Versioning and Publishing of releases

While it's possible for you to write code that depends on a -dev version of some other crate, you should never make any assumptions about the stability of a -dev version. We publish dev versions to Cloudsmith because sometimes it's useful to be able to do experimental work on two crates in two repos at the same time and still be able to refer to the crate in the other repo, but you should never release a crate that has a dev dependency because it's almost guaranteed to end badly.

Thus, after you've made some changes and landed them to master and it's time for other crates in the ecosystem to be able to use this new version, you need to make a proper release. You do this by manually running a Github Action workflow, typically called release. When you go into the GitHub UI, or using the gh CLI, you will be asked to provide a value for a parameter bumpLevel. This is a string, either major, minor, or patch, and tells the release process which component of the version should be incremented. Think carefully about this, and bear in mind the Semver rules.

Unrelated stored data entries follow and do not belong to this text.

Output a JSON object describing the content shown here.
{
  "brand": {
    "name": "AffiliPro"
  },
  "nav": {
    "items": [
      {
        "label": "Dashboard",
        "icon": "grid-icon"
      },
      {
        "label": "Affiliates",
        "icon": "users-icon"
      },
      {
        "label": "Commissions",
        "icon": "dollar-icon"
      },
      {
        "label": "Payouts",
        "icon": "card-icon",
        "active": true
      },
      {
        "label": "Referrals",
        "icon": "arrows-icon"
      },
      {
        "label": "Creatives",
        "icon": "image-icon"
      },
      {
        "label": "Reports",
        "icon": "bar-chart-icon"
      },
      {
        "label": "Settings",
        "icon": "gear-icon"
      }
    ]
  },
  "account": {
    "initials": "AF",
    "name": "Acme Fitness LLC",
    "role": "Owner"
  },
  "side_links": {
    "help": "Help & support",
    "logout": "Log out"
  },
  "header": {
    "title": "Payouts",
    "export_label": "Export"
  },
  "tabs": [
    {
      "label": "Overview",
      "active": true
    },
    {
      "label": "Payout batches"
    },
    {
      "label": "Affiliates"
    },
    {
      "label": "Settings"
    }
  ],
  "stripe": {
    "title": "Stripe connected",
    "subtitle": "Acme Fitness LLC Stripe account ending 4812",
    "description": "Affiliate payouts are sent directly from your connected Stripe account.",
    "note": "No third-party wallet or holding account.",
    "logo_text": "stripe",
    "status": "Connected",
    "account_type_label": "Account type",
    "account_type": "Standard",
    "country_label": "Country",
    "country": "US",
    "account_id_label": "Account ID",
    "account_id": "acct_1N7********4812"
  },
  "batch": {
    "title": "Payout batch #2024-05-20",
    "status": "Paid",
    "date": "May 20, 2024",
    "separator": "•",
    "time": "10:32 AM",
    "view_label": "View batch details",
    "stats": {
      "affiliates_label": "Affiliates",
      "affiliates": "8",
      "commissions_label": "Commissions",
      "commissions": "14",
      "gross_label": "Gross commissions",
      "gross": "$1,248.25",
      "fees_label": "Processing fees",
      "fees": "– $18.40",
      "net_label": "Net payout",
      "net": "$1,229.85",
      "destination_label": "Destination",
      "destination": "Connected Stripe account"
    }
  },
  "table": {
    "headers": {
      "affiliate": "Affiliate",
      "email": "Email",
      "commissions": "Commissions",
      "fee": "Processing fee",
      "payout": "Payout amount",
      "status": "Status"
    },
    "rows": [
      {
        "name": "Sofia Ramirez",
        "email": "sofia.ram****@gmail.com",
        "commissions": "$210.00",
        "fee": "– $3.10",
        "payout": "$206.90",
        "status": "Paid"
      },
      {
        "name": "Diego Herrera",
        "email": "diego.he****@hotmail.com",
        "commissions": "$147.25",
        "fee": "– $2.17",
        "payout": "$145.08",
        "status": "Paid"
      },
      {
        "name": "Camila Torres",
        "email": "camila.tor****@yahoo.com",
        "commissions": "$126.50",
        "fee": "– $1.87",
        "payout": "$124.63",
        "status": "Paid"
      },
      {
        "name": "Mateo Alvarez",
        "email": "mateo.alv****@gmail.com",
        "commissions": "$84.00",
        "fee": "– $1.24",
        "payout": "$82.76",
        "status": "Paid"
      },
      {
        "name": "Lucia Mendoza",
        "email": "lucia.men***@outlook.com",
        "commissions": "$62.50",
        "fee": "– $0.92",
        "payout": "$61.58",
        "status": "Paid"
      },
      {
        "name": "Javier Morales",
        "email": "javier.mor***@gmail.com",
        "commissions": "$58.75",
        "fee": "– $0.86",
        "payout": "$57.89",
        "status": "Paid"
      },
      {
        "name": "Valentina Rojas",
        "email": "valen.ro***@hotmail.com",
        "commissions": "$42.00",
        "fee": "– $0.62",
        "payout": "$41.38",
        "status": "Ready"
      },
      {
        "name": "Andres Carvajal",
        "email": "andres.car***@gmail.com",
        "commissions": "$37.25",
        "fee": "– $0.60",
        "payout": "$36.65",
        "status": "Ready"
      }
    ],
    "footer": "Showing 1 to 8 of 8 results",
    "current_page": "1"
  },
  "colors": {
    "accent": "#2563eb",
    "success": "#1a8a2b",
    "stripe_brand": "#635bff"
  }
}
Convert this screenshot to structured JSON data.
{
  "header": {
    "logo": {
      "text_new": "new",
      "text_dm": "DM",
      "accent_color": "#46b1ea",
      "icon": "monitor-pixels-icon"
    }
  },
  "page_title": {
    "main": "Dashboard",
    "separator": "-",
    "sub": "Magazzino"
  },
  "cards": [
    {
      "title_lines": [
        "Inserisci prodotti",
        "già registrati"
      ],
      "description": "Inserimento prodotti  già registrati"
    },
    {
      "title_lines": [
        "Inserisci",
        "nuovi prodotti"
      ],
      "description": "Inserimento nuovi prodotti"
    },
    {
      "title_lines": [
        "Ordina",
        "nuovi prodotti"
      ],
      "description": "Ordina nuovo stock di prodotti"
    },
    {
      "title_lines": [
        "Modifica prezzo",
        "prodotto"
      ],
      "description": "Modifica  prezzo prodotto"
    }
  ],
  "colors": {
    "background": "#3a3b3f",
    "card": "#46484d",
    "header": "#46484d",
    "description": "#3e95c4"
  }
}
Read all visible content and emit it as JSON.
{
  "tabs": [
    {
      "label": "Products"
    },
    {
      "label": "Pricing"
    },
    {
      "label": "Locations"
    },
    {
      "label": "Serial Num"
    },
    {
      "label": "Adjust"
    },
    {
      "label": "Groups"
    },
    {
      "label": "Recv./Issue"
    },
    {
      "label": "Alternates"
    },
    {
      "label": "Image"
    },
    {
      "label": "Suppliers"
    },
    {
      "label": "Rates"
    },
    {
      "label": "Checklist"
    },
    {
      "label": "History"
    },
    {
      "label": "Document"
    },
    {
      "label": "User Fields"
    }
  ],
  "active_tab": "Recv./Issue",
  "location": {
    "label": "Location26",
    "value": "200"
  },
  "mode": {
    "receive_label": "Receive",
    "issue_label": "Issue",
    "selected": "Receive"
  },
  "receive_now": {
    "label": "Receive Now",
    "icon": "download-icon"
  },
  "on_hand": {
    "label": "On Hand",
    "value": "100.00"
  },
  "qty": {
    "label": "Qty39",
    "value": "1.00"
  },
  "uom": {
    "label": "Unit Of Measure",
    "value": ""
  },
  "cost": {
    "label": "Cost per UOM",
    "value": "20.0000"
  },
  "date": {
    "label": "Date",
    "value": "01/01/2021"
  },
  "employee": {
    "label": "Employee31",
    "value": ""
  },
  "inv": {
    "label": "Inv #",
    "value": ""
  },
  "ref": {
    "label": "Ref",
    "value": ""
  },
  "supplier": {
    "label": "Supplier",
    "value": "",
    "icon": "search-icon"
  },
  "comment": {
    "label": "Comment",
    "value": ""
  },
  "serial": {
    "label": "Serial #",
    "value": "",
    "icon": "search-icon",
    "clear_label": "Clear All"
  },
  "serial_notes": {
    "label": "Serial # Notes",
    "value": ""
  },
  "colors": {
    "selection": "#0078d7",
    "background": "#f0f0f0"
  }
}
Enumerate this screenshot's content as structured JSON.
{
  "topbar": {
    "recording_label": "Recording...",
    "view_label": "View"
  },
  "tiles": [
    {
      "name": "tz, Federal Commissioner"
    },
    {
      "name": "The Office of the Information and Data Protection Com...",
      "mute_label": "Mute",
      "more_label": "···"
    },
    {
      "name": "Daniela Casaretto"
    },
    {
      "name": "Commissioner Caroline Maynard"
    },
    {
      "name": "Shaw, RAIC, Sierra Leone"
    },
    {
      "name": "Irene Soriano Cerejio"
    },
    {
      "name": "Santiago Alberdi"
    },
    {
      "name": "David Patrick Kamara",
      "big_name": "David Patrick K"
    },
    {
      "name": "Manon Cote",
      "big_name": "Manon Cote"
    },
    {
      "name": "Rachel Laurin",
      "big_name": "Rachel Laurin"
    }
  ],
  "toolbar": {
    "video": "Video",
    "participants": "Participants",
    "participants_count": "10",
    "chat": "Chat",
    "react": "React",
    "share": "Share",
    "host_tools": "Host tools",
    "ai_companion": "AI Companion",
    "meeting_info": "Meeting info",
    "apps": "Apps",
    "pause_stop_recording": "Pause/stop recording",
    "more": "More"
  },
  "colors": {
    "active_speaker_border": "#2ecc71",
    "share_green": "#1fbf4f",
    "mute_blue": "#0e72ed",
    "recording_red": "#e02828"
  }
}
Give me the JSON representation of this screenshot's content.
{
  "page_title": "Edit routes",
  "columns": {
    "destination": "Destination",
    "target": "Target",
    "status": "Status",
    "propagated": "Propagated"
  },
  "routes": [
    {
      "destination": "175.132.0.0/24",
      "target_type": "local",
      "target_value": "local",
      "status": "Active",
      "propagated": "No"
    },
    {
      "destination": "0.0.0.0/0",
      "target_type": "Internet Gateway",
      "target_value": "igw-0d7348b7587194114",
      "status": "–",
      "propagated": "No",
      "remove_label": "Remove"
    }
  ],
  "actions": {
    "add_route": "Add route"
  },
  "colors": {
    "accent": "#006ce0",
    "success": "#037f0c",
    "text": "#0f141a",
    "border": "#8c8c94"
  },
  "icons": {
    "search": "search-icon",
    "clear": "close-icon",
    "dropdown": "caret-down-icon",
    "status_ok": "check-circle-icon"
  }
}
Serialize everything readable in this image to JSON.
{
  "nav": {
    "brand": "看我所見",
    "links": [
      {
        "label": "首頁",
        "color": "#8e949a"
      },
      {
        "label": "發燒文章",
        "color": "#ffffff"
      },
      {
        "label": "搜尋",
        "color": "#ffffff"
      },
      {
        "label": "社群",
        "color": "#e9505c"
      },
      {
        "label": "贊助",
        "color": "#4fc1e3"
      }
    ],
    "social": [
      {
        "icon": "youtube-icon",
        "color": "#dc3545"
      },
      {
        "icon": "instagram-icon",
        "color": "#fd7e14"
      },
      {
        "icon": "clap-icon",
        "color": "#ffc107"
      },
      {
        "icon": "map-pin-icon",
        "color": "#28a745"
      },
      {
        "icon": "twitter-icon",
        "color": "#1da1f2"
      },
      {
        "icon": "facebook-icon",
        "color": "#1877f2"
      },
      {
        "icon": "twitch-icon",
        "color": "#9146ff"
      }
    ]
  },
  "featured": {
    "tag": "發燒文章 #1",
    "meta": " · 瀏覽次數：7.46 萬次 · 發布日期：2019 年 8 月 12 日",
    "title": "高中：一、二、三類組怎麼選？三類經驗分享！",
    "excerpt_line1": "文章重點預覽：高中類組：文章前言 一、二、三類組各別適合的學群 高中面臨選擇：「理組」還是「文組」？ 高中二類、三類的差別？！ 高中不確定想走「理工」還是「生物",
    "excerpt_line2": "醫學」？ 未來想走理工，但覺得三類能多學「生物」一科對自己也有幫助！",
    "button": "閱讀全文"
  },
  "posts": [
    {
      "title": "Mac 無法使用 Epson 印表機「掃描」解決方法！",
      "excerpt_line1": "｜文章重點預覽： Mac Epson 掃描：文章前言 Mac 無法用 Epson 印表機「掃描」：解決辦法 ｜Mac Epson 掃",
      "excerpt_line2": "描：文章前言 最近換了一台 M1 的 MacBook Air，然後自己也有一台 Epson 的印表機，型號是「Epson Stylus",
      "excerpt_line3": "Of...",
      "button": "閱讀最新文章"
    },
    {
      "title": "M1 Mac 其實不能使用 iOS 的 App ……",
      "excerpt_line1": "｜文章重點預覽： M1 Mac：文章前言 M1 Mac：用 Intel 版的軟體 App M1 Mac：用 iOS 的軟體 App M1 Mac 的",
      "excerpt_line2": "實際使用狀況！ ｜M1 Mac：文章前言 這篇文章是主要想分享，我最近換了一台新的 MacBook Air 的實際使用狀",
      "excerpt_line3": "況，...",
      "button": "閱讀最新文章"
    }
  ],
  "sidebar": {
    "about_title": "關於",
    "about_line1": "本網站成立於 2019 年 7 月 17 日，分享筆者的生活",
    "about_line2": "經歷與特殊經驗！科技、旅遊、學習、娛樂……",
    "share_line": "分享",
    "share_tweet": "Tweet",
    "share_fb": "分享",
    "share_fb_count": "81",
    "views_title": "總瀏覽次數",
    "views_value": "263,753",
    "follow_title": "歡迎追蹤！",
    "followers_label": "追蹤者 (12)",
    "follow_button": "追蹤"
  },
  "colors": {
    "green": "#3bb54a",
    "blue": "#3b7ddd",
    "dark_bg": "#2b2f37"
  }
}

Whichever bump level you pick, the following will happen:

  • The current master is taken as the starting point
  • If there is a prerelease version like dev it's removed
  • If the bumpLevel is patch, if there was a prerelease version then no change is made (in effect it goes from 1.2.3-dev to 1.2.3), if there was no prerelease version then the patch number is incremented
  • If the bumpLevel is something else, either the minor or major version is incremented in accordance with Semver
  • All crates are packaged and published to Cloudsmith
  • The changes with the new versions are committed to master with a comment about preparing for release
  • A tag vX.Y.Z is created, where X.Y.Z is the released version (never with prerelease version or build metadata)
  • A new dev version is made by incrementing the patch level of the released version and adding a dev prerelease. Eg, if we just released 1.2.3, master is modified so all crates now have a version 1.2.4-dev.
  • That change is also committed to master with a comment about preparing the next dev release
  • All changes to git are pushed to GitHub

Deviations from the Standard

This section describes the standard process which is implemented in xtask-core and cargo-xelastio. Not all repos will use this exact process; if you're using a repo that has a different publishing approach you probably know about it already. If you're not sure ask your teamlead. If you are the teamlead, ask @anelson. If you are @anelson then God help us!